Как появился Константин Ильич, не заметил никто. Он был, как говорят, «из тех, кто», обозначая тем самым не столько отсутствие индивидуальности, она не отменялась, сколько всепобеждающую типичность, в данном случае профессиональную. Так вот типичными чертами этой профессии были незаметность, вежливость, внимательность, спокойствие. В других обстоятельствах это спокойствие могло разорваться в крик, но это в других обстоятельствах, а теперь Константин Ильич каждому подал руку, заглянул в глаза, и сосредоточился, чтобы максимально точно запомнить, о чем и как высказывался каждый из присутствующих. Заметим, что представители этой профессии тоже умирают, причем, в любые времена, и, случается, совсем не своей смертью.
Теперь, когда все были в сборе, можно было начинать. Немного подождали, не появится ли кто-нибудь новенький, но никто, привязанный к этому месту, похоже, на встречу не рвался.
Пока ждали, каждый хотя бы по разу выглянул из флигеля. Кто видел французскую кондитерскую, кто рельсы и шпалы, кто свежий окоп. Альбина увидела Хильду, спешащую в сторону моря, и пожалела, что та не уложила ей сегодня как следует волосы. Альбина машинально поискала на стене зеркало, но в зеркале ничего не отражалось.
«Ну-с!» сказал Модест Никанорович и перемешал колоду. Мало кто знал, что исход именно этой партии, какой бы нелепой и неправдоподобной она ни казалась непосвященным, определит ход истории на несколько десятилетий вперед.
Неприятный человек
О нем говорили «неприятный человек», и сразу вспоминалось «дама, приятная во всех отношениях». Переводя с языка классики на язык ощущений приятная на ощупь, на вкус, как сочный спелый фрукт или какая мягкая ворсистая ткань.
Не знаю, кто его щупал и гладил, жадно прислушиваясь, как реагирует организм? Внешне он не был таким уж отвратительным.

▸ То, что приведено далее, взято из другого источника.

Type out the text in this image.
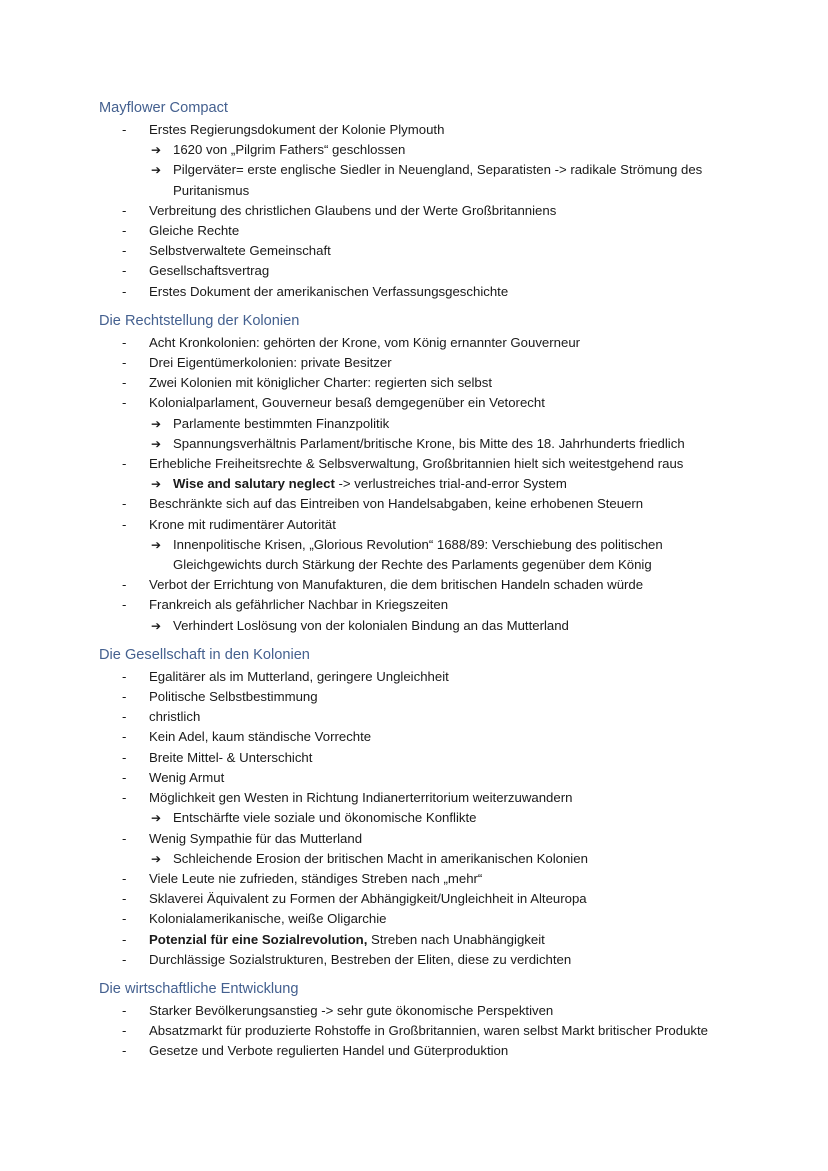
Mayflower Compact
- Erstes Regierungsdokument der Kolonie Plymouth
➔ 1620 von „Pilgrim Fathers“ geschlossen
➔ Pilgerväter= erste englische Siedler in Neuengland, Separatisten -> radikale Strömung des Puritanismus
- Verbreitung des christlichen Glaubens und der Werte Großbritanniens
- Gleiche Rechte
- Selbstverwaltete Gemeinschaft
- Gesellschaftsvertrag
- Erstes Dokument der amerikanischen Verfassungsgeschichte
Die Rechtstellung der Kolonien
- Acht Kronkolonien: gehörten der Krone, vom König ernannter Gouverneur
- Drei Eigentümerkolonien: private Besitzer
- Zwei Kolonien mit königlicher Charter: regierten sich selbst
- Kolonialparlament, Gouverneur besaß demgegenüber ein Vetorecht
➔ Parlamente bestimmten Finanzpolitik
➔ Spannungsverhältnis Parlament/britische Krone, bis Mitte des 18. Jahrhunderts friedlich
- Erhebliche Freiheitsrechte & Selbsverwaltung, Großbritannien hielt sich weitestgehend raus
➔ Wise and salutary neglect -> verlustreiches trial-and-error System
- Beschränkte sich auf das Eintreiben von Handelsabgaben, keine erhobenen Steuern
- Krone mit rudimentärer Autorität
➔ Innenpolitische Krisen, „Glorious Revolution“ 1688/89: Verschiebung des politischen Gleichgewichts durch Stärkung der Rechte des Parlaments gegenüber dem König
- Verbot der Errichtung von Manufakturen, die dem britischen Handeln schaden würde
- Frankreich als gefährlicher Nachbar in Kriegszeiten
➔ Verhindert Loslösung von der kolonialen Bindung an das Mutterland
Die Gesellschaft in den Kolonien
- Egalitärer als im Mutterland, geringere Ungleichheit
- Politische Selbstbestimmung
- christlich
- Kein Adel, kaum ständische Vorrechte
- Breite Mittel- & Unterschicht
- Wenig Armut
- Möglichkeit gen Westen in Richtung Indianerterritorium weiterzuwandern
➔ Entschärfte viele soziale und ökonomische Konflikte
- Wenig Sympathie für das Mutterland
➔ Schleichende Erosion der britischen Macht in amerikanischen Kolonien
- Viele Leute nie zufrieden, ständiges Streben nach „mehr“
- Sklaverei Äquivalent zu Formen der Abhängigkeit/Ungleichheit in Alteuropa
- Kolonialamerikanische, weiße Oligarchie
- Potenzial für eine Sozialrevolution, Streben nach Unabhängigkeit
- Durchlässige Sozialstrukturen, Bestreben der Eliten, diese zu verdichten
Die wirtschaftliche Entwicklung
- Starker Bevölkerungsanstieg -> sehr gute ökonomische Perspektiven
- Absatzmarkt für produzierte Rohstoffe in Großbritannien, waren selbst Markt britischer Produkte
- Gesetze und Verbote regulierten Handel und Güterproduktion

Ну, бледная влажная кожа: такие на солнце сгорают мгновенно, они проводят дни в тени, намазавшись кефиром или какой новомодной мазью. У них есть книга или планшет, и мысль, которую они думают долго и трудно, словно у них в голове есть зубы, и они ее пережевывают.
Толстым он не был, хотя пухлым, пожалуй, особенно губы, в которых угадывалось что-то порочное. Но когда им был неприятен порок? Порок практиковался как средство выражения индивидуальности, не было необходимости даже тратить на него силы важно обозначить, позиционировать, концептуализировать, создать ауру.
Вот эту самую ауру он и создавал, как шеф-повар свое главное блюдо, добавляя понемногу травки и специи. Движения несколько замедленны, зеленый шарф даже в жару (шепотом про ларингит), уложенные лаком волосы. Ботинки, правый и левый, разного цвета, из дорогого магазина, не помню.
И вот он входит, ступая важно, как верблюд, покачиваясь, и таки да, кругом будто пустыня, и он торжественно несет свою голову, глядя вдаль. Пустыня, хотя их много, и они расступаются, такое невольное движение то ли уступить дорогу, то ли держаться подальше, каждый себе объясняет, как нравится.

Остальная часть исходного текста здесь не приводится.